Что именно писать - придётся читать формочку за странице настройки данного модема.

Возможно, также придётся использовать опцию --post=data

Мне кажется, если это удастся, то это удобнее, чем альтернативные решения:

1. cat magic_buttons.txt | nc 192.168.1.1 23 # net-analyzer/netcat либо net-analyzer/gnu-netcat

2. использовать какое-то более тяжеловесное орудие типа Perl::CGI (если не ошибаюсь)
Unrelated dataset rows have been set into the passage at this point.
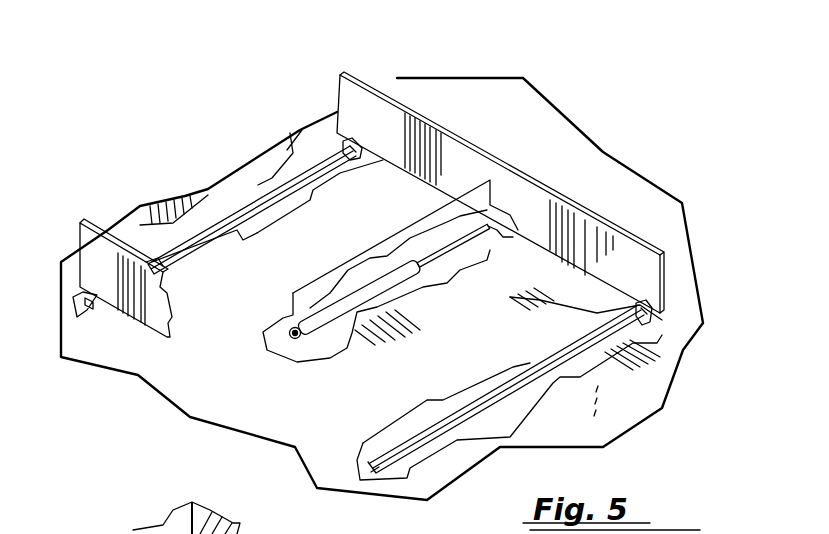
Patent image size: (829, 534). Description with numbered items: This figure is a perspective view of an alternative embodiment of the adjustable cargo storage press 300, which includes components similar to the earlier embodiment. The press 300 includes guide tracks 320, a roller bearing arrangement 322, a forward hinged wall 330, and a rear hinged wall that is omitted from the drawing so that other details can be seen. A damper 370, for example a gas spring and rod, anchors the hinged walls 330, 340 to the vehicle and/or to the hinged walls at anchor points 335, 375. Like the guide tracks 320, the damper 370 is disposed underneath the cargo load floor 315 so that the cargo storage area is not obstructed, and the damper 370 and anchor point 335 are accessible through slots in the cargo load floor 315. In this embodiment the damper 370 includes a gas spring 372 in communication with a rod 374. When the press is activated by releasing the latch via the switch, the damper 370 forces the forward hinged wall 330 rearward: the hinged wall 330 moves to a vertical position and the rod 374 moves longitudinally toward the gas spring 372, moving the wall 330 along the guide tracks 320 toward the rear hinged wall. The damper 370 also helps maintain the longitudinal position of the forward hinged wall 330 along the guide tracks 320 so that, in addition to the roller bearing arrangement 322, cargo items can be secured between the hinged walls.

The adjustable cargo storage press 300 is at (385, 264).
The cargo load floor 315 is at (240, 377).
The guide tracks 320 is at (258, 198).
The roller bearing arrangement 322 is at (338, 147).
The forward hinged wall 330 is at (470, 172).
The anchor point 335 is at (493, 220).
The hinged wall 340 is at (97, 252).
The damper 370 is at (383, 264).
The gas spring 372 is at (347, 350).
The rod 374 is at (447, 250).
The anchor point 375 is at (293, 333).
3. пытаться перевести модем в режим bridge, и делать уже всё уже на машине

Затрудняюсь заранее сказать, какие из упомянутых способов вообще могут привести к успеху.

----------

## LupoAlberto

Если для подключения используете net-dialup/rp-pppoe, команду pppoe-start можно запускать с различными конфигурационными файлами.

----------

## Cleus

Нет, соединение никакое устанавливать не нужно, просто сеть подымается и все. Удобно. Но с логинами / паролями нужно что-то делать.

Update

Узнал, что этот модем поддерживает администрирование по SNMP. Что это за зверь такой?

----------

## fank

sorry for english, I'm in Romania

try Perl::Telnet module

there was an article in SA a few months ago how to control Cisco router using perl

I used this method successfully with cisco but it will work with any telnet capable device.

----------

## Cleus

Ага, нашел такой модуль. Правда вдля меня это уж черезчур сложно, к сожалению.

----------

## Laitr Keiows

 *Cleus wrote:*   

> Ага, нашел такой модуль. Правда вдля меня это уж черезчур сложно, к сожалению.

 

Можно просто сокетами, на любом удобном языке программирования, хоть Python хоть PHP хоть C.

Там ничего сложного.

----------

## Cleus

Ага, я конечно знаю Си, perl, php и другие страшные слова  :Smile: 

Увы мне, но ни разу не знаком с этим делом.

----------

## user11

Неужели заботать модуль telnet проще, чем разобраться с полями формочки запроса?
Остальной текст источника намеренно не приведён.